Both Yasuo's Q and E are meant to function like non-abilities. Yasuo Q is mean to function like an attack: Cooldown and cast time scale with attack speed. It scales with AD and crit and applies on-hit effects like all basic attacks do.

Yasuo E is meant to be special by design. It's a nearly-zero cooldown dash so it also has its special drawbacks: It always goes a specific distance and unlike other dashes it self-stops on any root or stun.
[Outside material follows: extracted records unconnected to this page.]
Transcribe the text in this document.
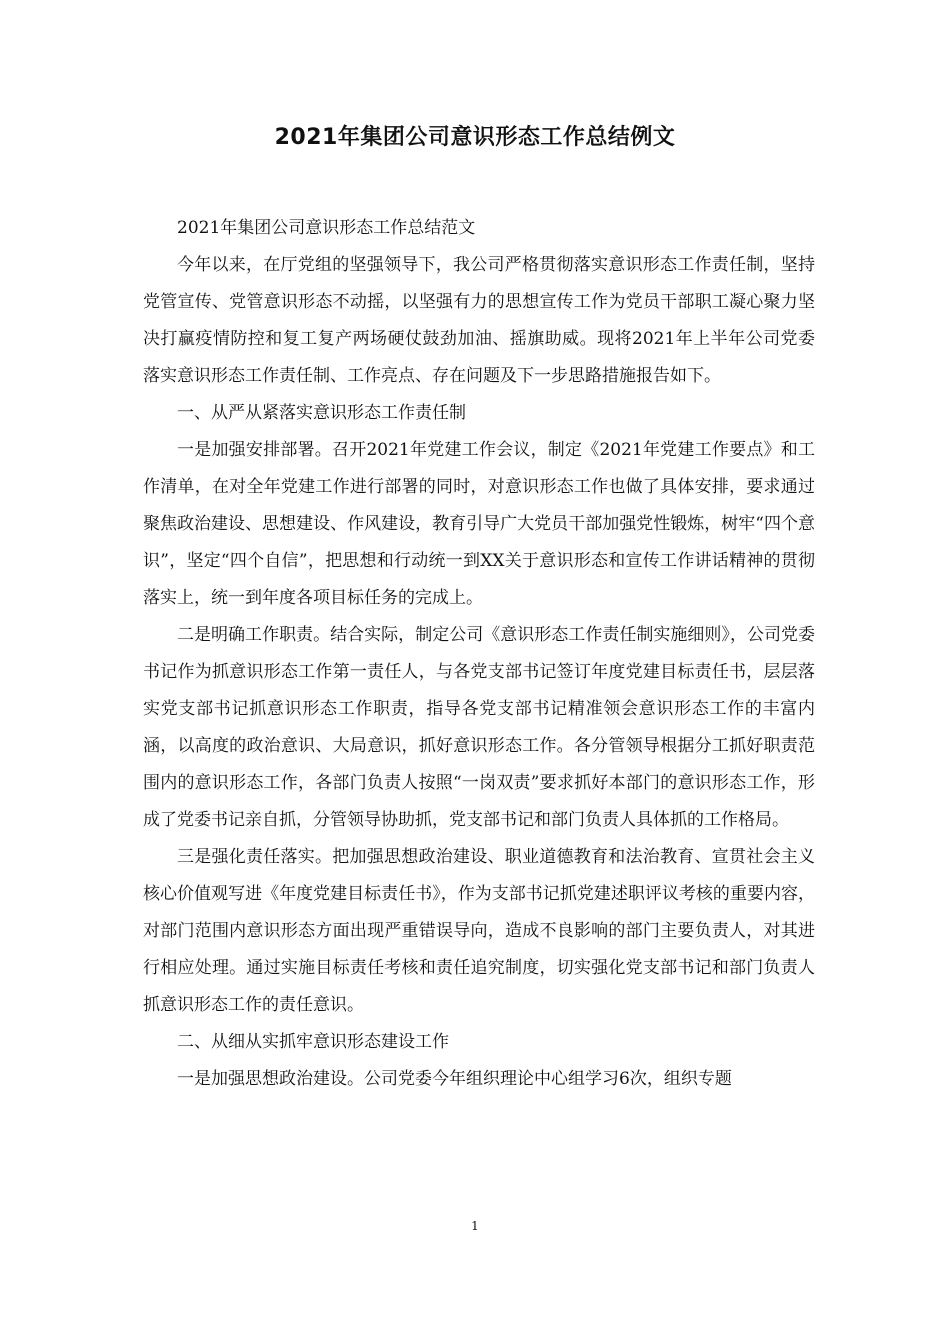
2021年集团公司意识形态工作总结例文

2021年集团公司意识形态工作总结范文

今年以来，在厅党组的坚强领导下，我公司严格贯彻落实意识形态工作责任制，坚持党管宣传、党管意识形态不动摇，以坚强有力的思想宣传工作为党员干部职工凝心聚力坚决打赢疫情防控和复工复产两场硬仗鼓劲加油、摇旗助威。现将2021年上半年公司党委落实意识形态工作责任制、工作亮点、存在问题及下一步思路措施报告如下。

一、从严从紧落实意识形态工作责任制

一是加强安排部署。召开2021年党建工作会议，制定《2021年党建工作要点》和工作清单，在对全年党建工作进行部署的同时，对意识形态工作也做了具体安排，要求通过聚焦政治建设、思想建设、作风建设，教育引导广大党员干部加强党性锻炼，树牢“四个意识”，坚定“四个自信”，把思想和行动统一到XX关于意识形态和宣传工作讲话精神的贯彻落实上，统一到年度各项目标任务的完成上。

二是明确工作职责。结合实际，制定公司《意识形态工作责任制实施细则》，公司党委书记作为抓意识形态工作第一责任人，与各党支部书记签订年度党建目标责任书，层层落实党支部书记抓意识形态工作职责，指导各党支部书记精准领会意识形态工作的丰富内涵，以高度的政治意识、大局意识，抓好意识形态工作。各分管领导根据分工抓好职责范围内的意识形态工作，各部门负责人按照“一岗双责”要求抓好本部门的意识形态工作，形成了党委书记亲自抓，分管领导协助抓，党支部书记和部门负责人具体抓的工作格局。

三是强化责任落实。把加强思想政治建设、职业道德教育和法治教育、宣贯社会主义核心价值观写进《年度党建目标责任书》，作为支部书记抓党建述职评议考核的重要内容，对部门范围内意识形态方面出现严重错误导向，造成不良影响的部门主要负责人，对其进行相应处理。通过实施目标责任考核和责任追究制度，切实强化党支部书记和部门负责人抓意识形态工作的责任意识。

二、从细从实抓牢意识形态建设工作

一是加强思想政治建设。公司党委今年组织理论中心组学习6次，组织专题

1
By contrast, Caitlyn E is just an ability. The designer meant to allow Caitlyn to cast it while rooted, unlike other dashes. But of course to be fair, made the ability only throw out the net in that case. But it meant she can't do the stun/root buffer unlike every other dash in the game. There's some intent there as well, but it's more like the buffer loss is a casualty as opposed to an intended weakness.

Comment

Originally posted by TipiTapi

..and then you get to dashes that stop dashes (Vault, body slam, flag and drag, vault breaker, wall dive) and it gets stupid. You can consistently stop a few of these, you can consistently NOT stop a few and there are some where it just seems... random?

"Dashes that stop dashes" is just a fancy name for "abilities that knock-back." Anything that forces movement overwrites other movement. But again, the prior rule about completing casts.